Durante anos, o lema do Facebook foi “mexer com rapidez e partir coisas”. É um dos lemas mais bem-sucedidos da história. A empresa, acompanhada por muitas outras que seguem o modelo de desenvolvimento aplicado em Silicon Valley, conseguiu partir muitas coisas, a começar pelo direito à privacidade dos utilizadores.
A razão pela qual o Facebook nunca foi transparente nas suas políticas de privacidade é porque sabe que se o fosse, nunca teria o sucesso que teve. A empresa sempre se aproveitou da ignorância dos utilizadores e da margem que a tecnologia lhe permitiu para espiar os utilizadores quando estavam a usar a sua aplicação e também quando não estavam.
Há quem julgue que não se deve limitar a acção da empresa, simplesmente porque o bom mercado (os utilizadores) a quer. Mas este é um argumento incompreensível. Qualquer empresa que abuse do seu acesso ao mercado para vender um produto abusivo será sancionada pelas autoridades. Se uma farmacêutica vendesse um comprimido altamente eficaz para a gripe que incluísse uma qualquer droga que causasse uma enorme dependência, seria imediatamente travada. E se um canal de televisão programasse pornografia para um espaço de programação infantil, seria fechado pelas autoridades no mesmo dia.
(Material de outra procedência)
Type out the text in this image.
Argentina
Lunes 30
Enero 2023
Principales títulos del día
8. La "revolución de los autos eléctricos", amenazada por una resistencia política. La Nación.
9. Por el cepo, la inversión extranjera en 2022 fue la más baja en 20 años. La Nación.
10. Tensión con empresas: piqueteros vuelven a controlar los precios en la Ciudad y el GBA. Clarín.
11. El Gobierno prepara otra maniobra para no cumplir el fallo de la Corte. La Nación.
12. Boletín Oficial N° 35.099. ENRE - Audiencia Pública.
Mas apesar de ser isto que empresas como o Facebook e a Google fazem, aproveitando para promover práticas monopolistas e fugir aos impostos de todas as maneiras possíveis e imaginárias, ainda há quem pense que as autoridades não devem intervir.
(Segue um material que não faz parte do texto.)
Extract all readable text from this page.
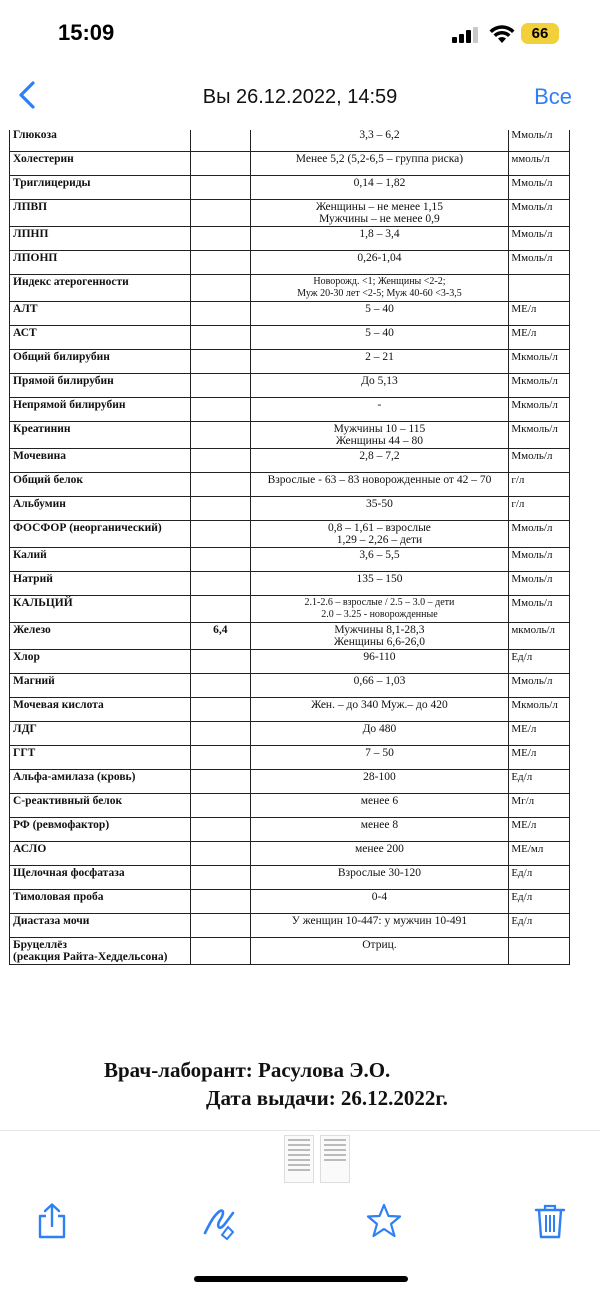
15:09	66
Вы 26.12.2022, 14:59	Все
Глюкоза		3,3 – 6,2	Ммоль/л
Холестерин		Менее 5,2 (5,2-6,5 – группа риска)	ммоль/л
Триглицериды		0,14 – 1,82	Ммоль/л
ЛПВП		Женщины – не менее 1,15
Мужчины – не менее 0,9	Ммоль/л
ЛПНП		1,8 – 3,4	Ммоль/л
ЛПОНП		0,26-1,04	Ммоль/л
Индекс атерогенности		Новорожд. <1; Женщины <2-2;
Муж 20-30 лет <2-5; Муж 40-60 <3-3,5	

АЛТ		5 – 40	МЕ/л
АСТ		5 – 40	МЕ/л
Общий билирубин		2 – 21	Мкмоль/л
Прямой билирубин		До 5,13	Мкмоль/л
Непрямой билирубин		-	Мкмоль/л
Креатинин		Мужчины 10 – 115
Женщины 44 – 80	Мкмоль/л
Мочевина		2,8 – 7,2	Ммоль/л
Общий белок		Взрослые - 63 – 83 новорожденные от 42 – 70	г/л
Альбумин		35-50	г/л
ФОСФОР (неорганический)		0,8 – 1,61 – взрослые
1,29 – 2,26 – дети	Ммоль/л
Калий		3,6 – 5,5	Ммоль/л
Натрий		135 – 150	Ммоль/л
КАЛЬЦИЙ		2.1-2.6 – взрослые / 2.5 – 3.0 – дети
2.0 – 3.25 - новорожденные	Ммоль/л
Железо	6,4	Мужчины 8,1-28,3
Женщины 6,6-26,0	мкмоль/л
Хлор		96-110	Ед/л
Магний		0,66 – 1,03	Ммоль/л
Мочевая кислота		Жен. – до 340 Муж.– до 420	Мкмоль/л
ЛДГ		До 480	МЕ/л
ГГТ		7 – 50	МЕ/л
Альфа-амилаза (кровь)		28-100	Ед/л
С-реактивный белок		менее 6	Мг/л
РФ (ревмофактор)		менее 8	МЕ/л
АСЛО		менее 200	МЕ/мл
Щелочная фосфатаза		Взрослые 30-120	Ед/л
Тимоловая проба		0-4	Ед/л
Диастаза мочи		У женщин 10-447: у мужчин 10-491	Ед/л
Бруцеллёз
(реакция Райта-Хеддельсона)		Отриц.	

Врач-лаборант: Расулова Э.О.
Дата выдачи: 26.12.2022г.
Ainda ontem, nas audições no Congresso americano, se elogiou o trabalho do Facebook como um exemplo do “sonho americano”. Foi risível, mas compreensível: os legisladores americanos sempre protegeram os empreendedores de Silicon Valley, em parte por ignorância, em parte por vaidade, e essa é uma das poucas acções que Trump e Obama partilharam. Só Margrethe Vestager, a comissária europeia da Concorrência, teve coragem de afrontar os gigantes tecnológicos e de os multar principescamente para os obrigar a cumprir a legislação europeia. Vai ser preciso fazer muito mais.